Budaya diskusi, debat gagasan, mambaca dan menulis mahasiswa sudah jauh memudar. Hal itu dapat dilihat dari kualitas makalah yang dihasilkan. Hanya sedikit tulisan yang murni tulisan mahasiswa, kebanyakan adalah hasil copydari google, referensi ilmiah pun hanya seadanya. Diskusi pun terasa tak berkualitas, banyak mahasiswa yang ‘gagap’ saat ditanya dosen.
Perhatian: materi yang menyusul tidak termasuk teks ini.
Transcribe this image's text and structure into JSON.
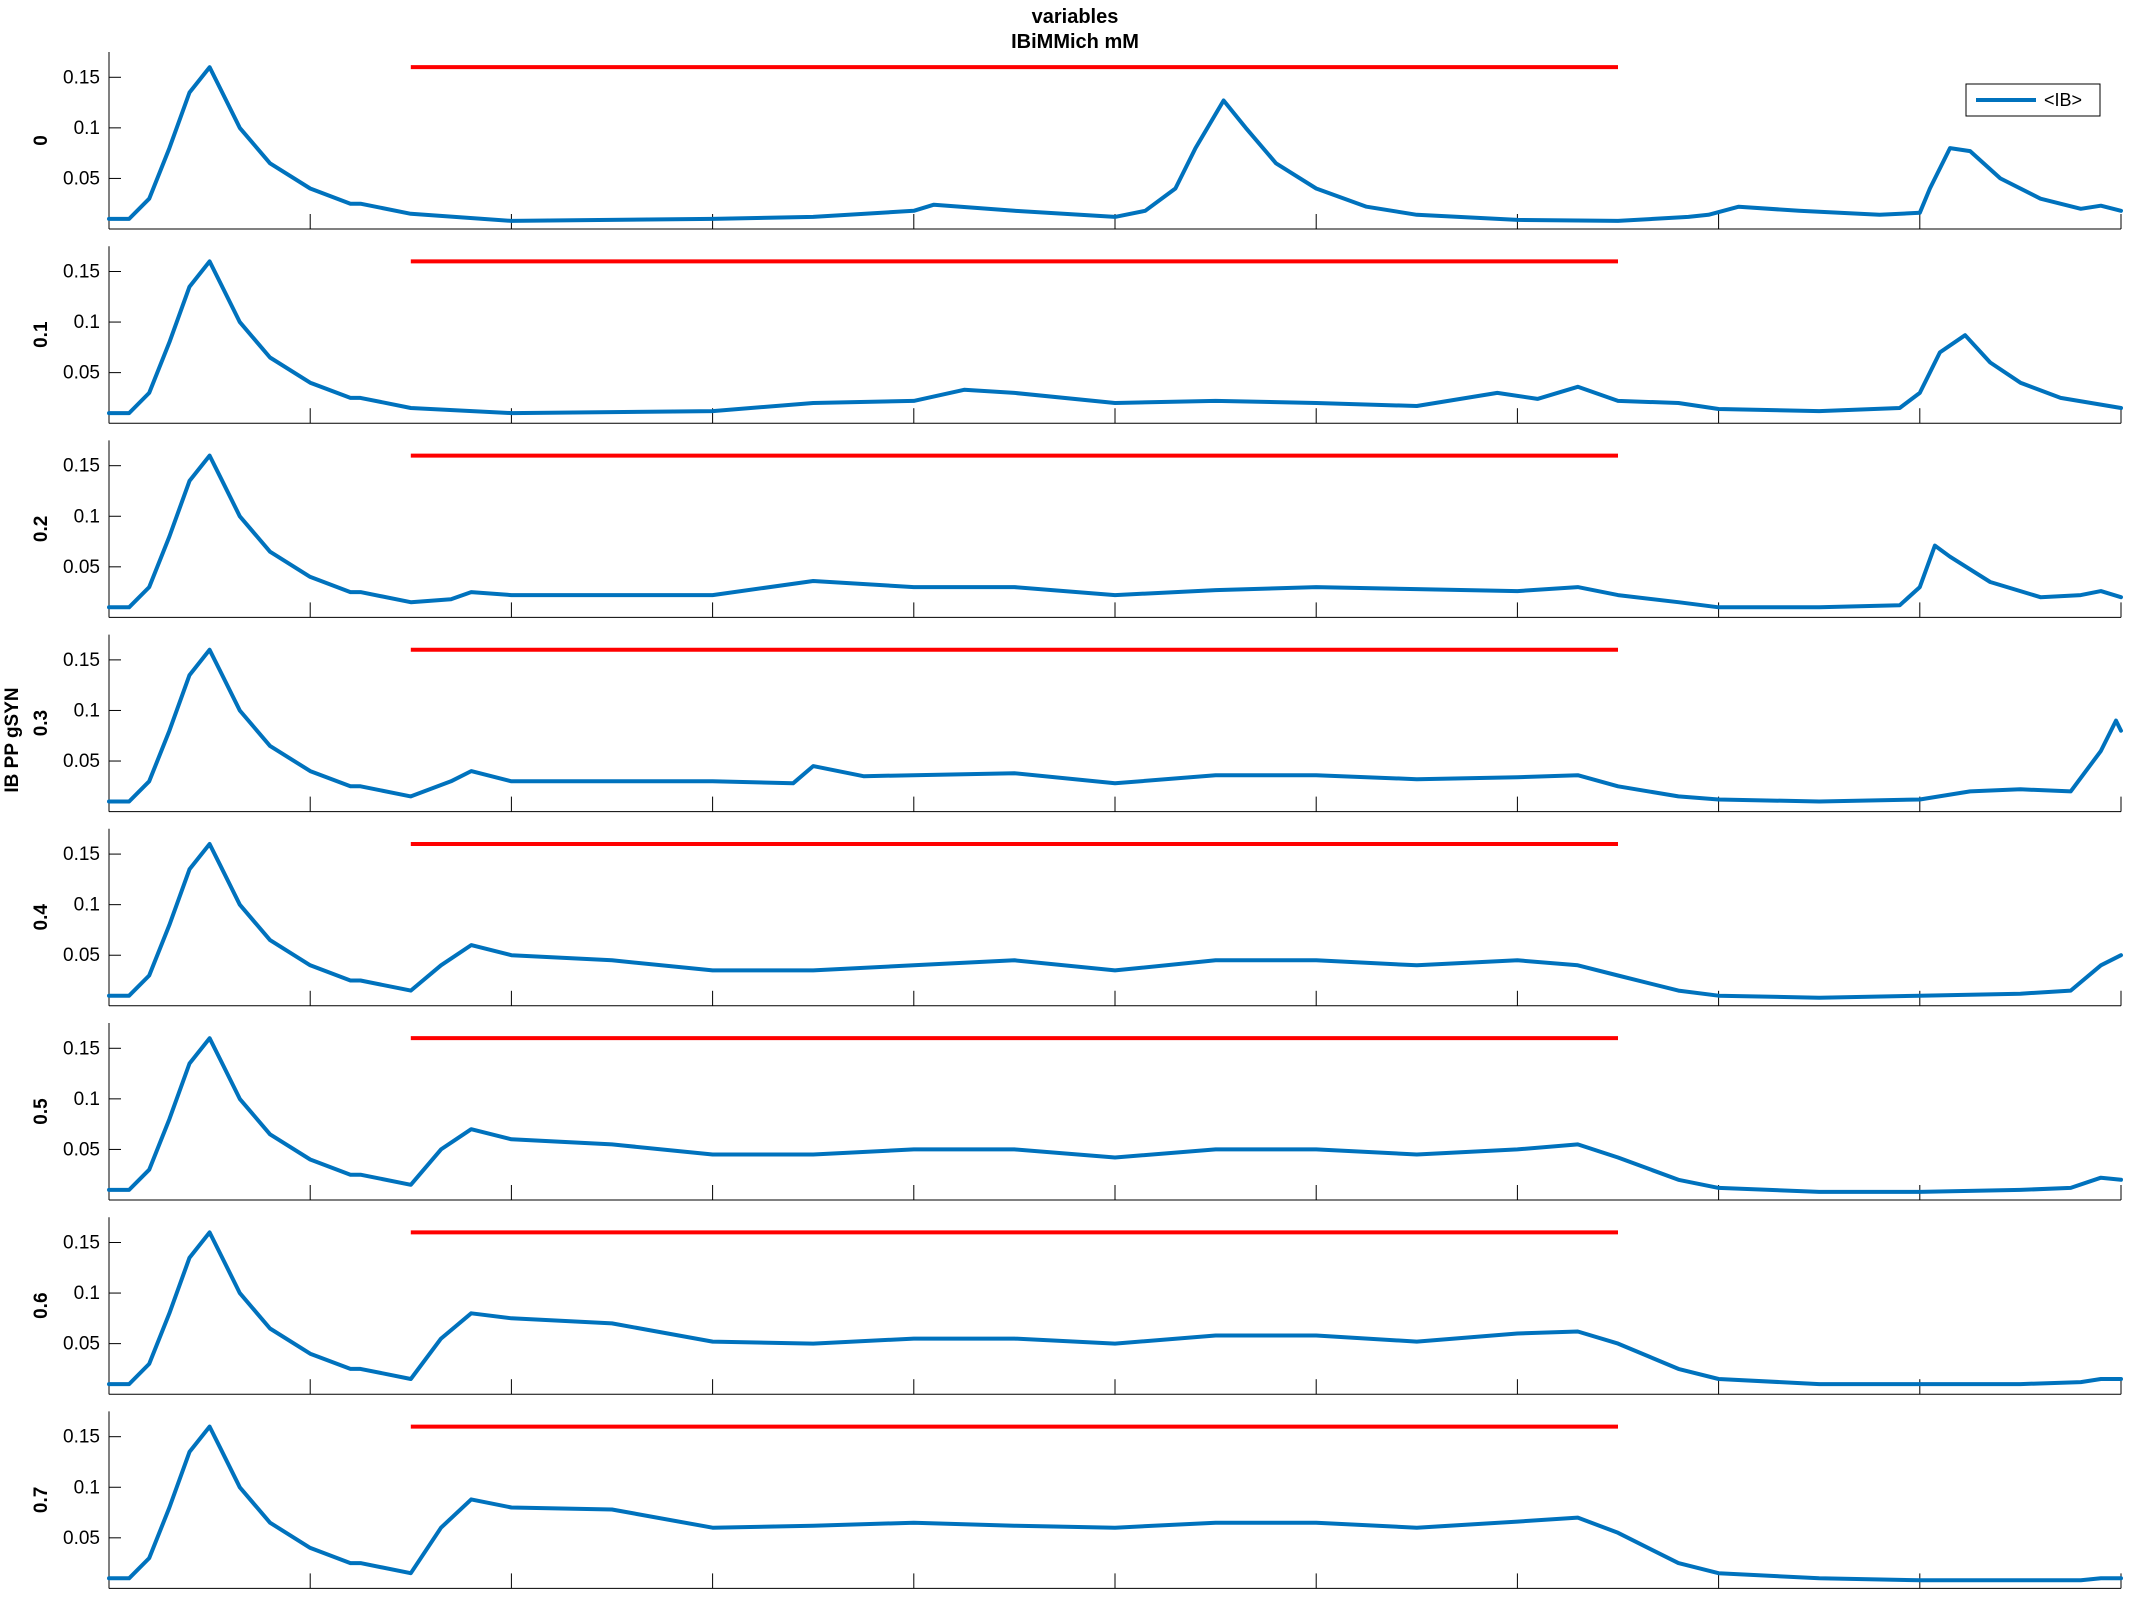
{
  "chart_data": {
    "type": "line",
    "title": "variables",
    "subtitle": "IBiMMich mM",
    "ylabel": "IB PP gSYN",
    "xlim": [
      0,
      2000
    ],
    "ylim": [
      0,
      0.175
    ],
    "xticks": [
      0,
      200,
      400,
      600,
      800,
      1000,
      1200,
      1400,
      1600,
      1800,
      2000
    ],
    "yticks": [
      0.05,
      0.1,
      0.15
    ],
    "ytick_labels": [
      "0.05",
      "0.1",
      "0.15"
    ],
    "legend": {
      "label": "<IB>",
      "position": "top-right",
      "panel": 0
    },
    "colors": {
      "series": "#0072BD",
      "stimulus": "#FF0000"
    },
    "stimulus_bar": {
      "x_start": 300,
      "x_end": 1500,
      "y": 0.16
    },
    "panels": [
      {
        "label": "0",
        "x": [
          0,
          20,
          40,
          60,
          80,
          100,
          110,
          130,
          160,
          200,
          240,
          250,
          300,
          400,
          600,
          700,
          800,
          820,
          900,
          1000,
          1030,
          1060,
          1080,
          1108,
          1130,
          1160,
          1200,
          1250,
          1300,
          1400,
          1500,
          1570,
          1590,
          1620,
          1680,
          1760,
          1800,
          1810,
          1830,
          1850,
          1880,
          1920,
          1960,
          1980,
          2000
        ],
        "y": [
          0.01,
          0.01,
          0.03,
          0.08,
          0.135,
          0.16,
          0.14,
          0.1,
          0.065,
          0.04,
          0.025,
          0.025,
          0.015,
          0.008,
          0.01,
          0.012,
          0.018,
          0.024,
          0.018,
          0.012,
          0.018,
          0.04,
          0.08,
          0.127,
          0.1,
          0.065,
          0.04,
          0.022,
          0.014,
          0.009,
          0.008,
          0.012,
          0.014,
          0.022,
          0.018,
          0.014,
          0.016,
          0.04,
          0.08,
          0.077,
          0.05,
          0.03,
          0.02,
          0.023,
          0.018
        ]
      },
      {
        "label": "0.1",
        "x": [
          0,
          20,
          40,
          60,
          80,
          100,
          110,
          130,
          160,
          200,
          240,
          250,
          300,
          400,
          600,
          700,
          800,
          850,
          900,
          1000,
          1100,
          1200,
          1300,
          1380,
          1420,
          1460,
          1500,
          1560,
          1600,
          1700,
          1780,
          1800,
          1820,
          1845,
          1870,
          1900,
          1940,
          2000
        ],
        "y": [
          0.01,
          0.01,
          0.03,
          0.08,
          0.135,
          0.16,
          0.14,
          0.1,
          0.065,
          0.04,
          0.025,
          0.025,
          0.015,
          0.01,
          0.012,
          0.02,
          0.022,
          0.033,
          0.03,
          0.02,
          0.022,
          0.02,
          0.017,
          0.03,
          0.024,
          0.036,
          0.022,
          0.02,
          0.014,
          0.012,
          0.015,
          0.03,
          0.07,
          0.087,
          0.06,
          0.04,
          0.025,
          0.015
        ]
      },
      {
        "label": "0.2",
        "x": [
          0,
          20,
          40,
          60,
          80,
          100,
          110,
          130,
          160,
          200,
          240,
          250,
          300,
          340,
          360,
          400,
          500,
          600,
          700,
          800,
          900,
          1000,
          1100,
          1200,
          1300,
          1400,
          1460,
          1500,
          1560,
          1600,
          1700,
          1780,
          1800,
          1815,
          1830,
          1870,
          1920,
          1960,
          1980,
          2000
        ],
        "y": [
          0.01,
          0.01,
          0.03,
          0.08,
          0.135,
          0.16,
          0.14,
          0.1,
          0.065,
          0.04,
          0.025,
          0.025,
          0.015,
          0.018,
          0.025,
          0.022,
          0.022,
          0.022,
          0.036,
          0.03,
          0.03,
          0.022,
          0.027,
          0.03,
          0.028,
          0.026,
          0.03,
          0.022,
          0.015,
          0.01,
          0.01,
          0.012,
          0.03,
          0.071,
          0.06,
          0.035,
          0.02,
          0.022,
          0.026,
          0.02
        ]
      },
      {
        "label": "0.3",
        "x": [
          0,
          20,
          40,
          60,
          80,
          100,
          110,
          130,
          160,
          200,
          240,
          250,
          300,
          340,
          360,
          400,
          500,
          600,
          680,
          700,
          750,
          800,
          900,
          1000,
          1100,
          1200,
          1300,
          1400,
          1460,
          1500,
          1560,
          1600,
          1700,
          1800,
          1850,
          1900,
          1950,
          1980,
          1995,
          2000
        ],
        "y": [
          0.01,
          0.01,
          0.03,
          0.08,
          0.135,
          0.16,
          0.14,
          0.1,
          0.065,
          0.04,
          0.025,
          0.025,
          0.015,
          0.03,
          0.04,
          0.03,
          0.03,
          0.03,
          0.028,
          0.045,
          0.035,
          0.036,
          0.038,
          0.028,
          0.036,
          0.036,
          0.032,
          0.034,
          0.036,
          0.025,
          0.015,
          0.012,
          0.01,
          0.012,
          0.02,
          0.022,
          0.02,
          0.06,
          0.09,
          0.08
        ]
      },
      {
        "label": "0.4",
        "x": [
          0,
          20,
          40,
          60,
          80,
          100,
          110,
          130,
          160,
          200,
          240,
          250,
          300,
          330,
          360,
          400,
          500,
          600,
          700,
          800,
          900,
          1000,
          1100,
          1200,
          1300,
          1400,
          1460,
          1500,
          1560,
          1600,
          1700,
          1800,
          1900,
          1950,
          1980,
          2000
        ],
        "y": [
          0.01,
          0.01,
          0.03,
          0.08,
          0.135,
          0.16,
          0.14,
          0.1,
          0.065,
          0.04,
          0.025,
          0.025,
          0.015,
          0.04,
          0.06,
          0.05,
          0.045,
          0.035,
          0.035,
          0.04,
          0.045,
          0.035,
          0.045,
          0.045,
          0.04,
          0.045,
          0.04,
          0.03,
          0.015,
          0.01,
          0.008,
          0.01,
          0.012,
          0.015,
          0.04,
          0.05
        ]
      },
      {
        "label": "0.5",
        "x": [
          0,
          20,
          40,
          60,
          80,
          100,
          110,
          130,
          160,
          200,
          240,
          250,
          300,
          330,
          360,
          400,
          500,
          600,
          700,
          800,
          900,
          1000,
          1100,
          1200,
          1300,
          1400,
          1460,
          1500,
          1560,
          1600,
          1700,
          1800,
          1900,
          1950,
          1980,
          2000
        ],
        "y": [
          0.01,
          0.01,
          0.03,
          0.08,
          0.135,
          0.16,
          0.14,
          0.1,
          0.065,
          0.04,
          0.025,
          0.025,
          0.015,
          0.05,
          0.07,
          0.06,
          0.055,
          0.045,
          0.045,
          0.05,
          0.05,
          0.042,
          0.05,
          0.05,
          0.045,
          0.05,
          0.055,
          0.042,
          0.02,
          0.012,
          0.008,
          0.008,
          0.01,
          0.012,
          0.022,
          0.02
        ]
      },
      {
        "label": "0.6",
        "x": [
          0,
          20,
          40,
          60,
          80,
          100,
          110,
          130,
          160,
          200,
          240,
          250,
          300,
          330,
          360,
          400,
          500,
          600,
          700,
          800,
          900,
          1000,
          1100,
          1200,
          1300,
          1400,
          1460,
          1500,
          1560,
          1600,
          1700,
          1800,
          1900,
          1960,
          1980,
          2000
        ],
        "y": [
          0.01,
          0.01,
          0.03,
          0.08,
          0.135,
          0.16,
          0.14,
          0.1,
          0.065,
          0.04,
          0.025,
          0.025,
          0.015,
          0.055,
          0.08,
          0.075,
          0.07,
          0.052,
          0.05,
          0.055,
          0.055,
          0.05,
          0.058,
          0.058,
          0.052,
          0.06,
          0.062,
          0.05,
          0.025,
          0.015,
          0.01,
          0.01,
          0.01,
          0.012,
          0.015,
          0.015
        ]
      },
      {
        "label": "0.7",
        "x": [
          0,
          20,
          40,
          60,
          80,
          100,
          110,
          130,
          160,
          200,
          240,
          250,
          300,
          330,
          360,
          400,
          500,
          600,
          700,
          800,
          900,
          1000,
          1100,
          1200,
          1300,
          1400,
          1460,
          1500,
          1560,
          1600,
          1700,
          1800,
          1900,
          1960,
          1980,
          2000
        ],
        "y": [
          0.01,
          0.01,
          0.03,
          0.08,
          0.135,
          0.16,
          0.14,
          0.1,
          0.065,
          0.04,
          0.025,
          0.025,
          0.015,
          0.06,
          0.088,
          0.08,
          0.078,
          0.06,
          0.062,
          0.065,
          0.062,
          0.06,
          0.065,
          0.065,
          0.06,
          0.066,
          0.07,
          0.055,
          0.025,
          0.015,
          0.01,
          0.008,
          0.008,
          0.008,
          0.01,
          0.01
        ]
      }
    ]
  }
}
Argumen mahasiswa pun hanya berdasarkan insting dan opini pribadi, jarang sekali yang bersandarkan pada pemikiran tokoh ahli atau argumen yang bersumber dari buku.
Secara infrastruktur, sarana edukasi mahasiswa begitu lengkap. Seperti gedung yang layak, teknologi yang makin canggih dan buku yang mudah didapatkan. Namun kualitas intelektual justru tertinggal.
Dahulu yang terkenal dari UIN Syarif Hidayatullah Jakarta adalah pemikiran Islam. Kampus ini dikenal sebagai gerbong pembaharuan Islam atau basis Islam moderat. Bahkan dikenal istilah ‘Madzhab Ciputat.’ Sebut saja Harun Nasution, Nurcholish Madjid, Komarudin Hidayat, dan Azyumardi Azra. UIN Jakarta pun dikenal sebagai gudang para pengamat politik. Sebut saja Gun Gun Heryanto, Burhanudin Muhtadi, Ray Panguti, dsb.
Mereka semua tetap eksis dengan pemikiran-pemikiran. Mereka eksis di dunia maya, pemikiran mereka ramai diperbincangkan dan digunakan sebagai rujukan berbagai masalah keagamaan dan kebangsaan. Di dunia nyata, pemikiran mereka ikut membangun Islam dan Indonesia.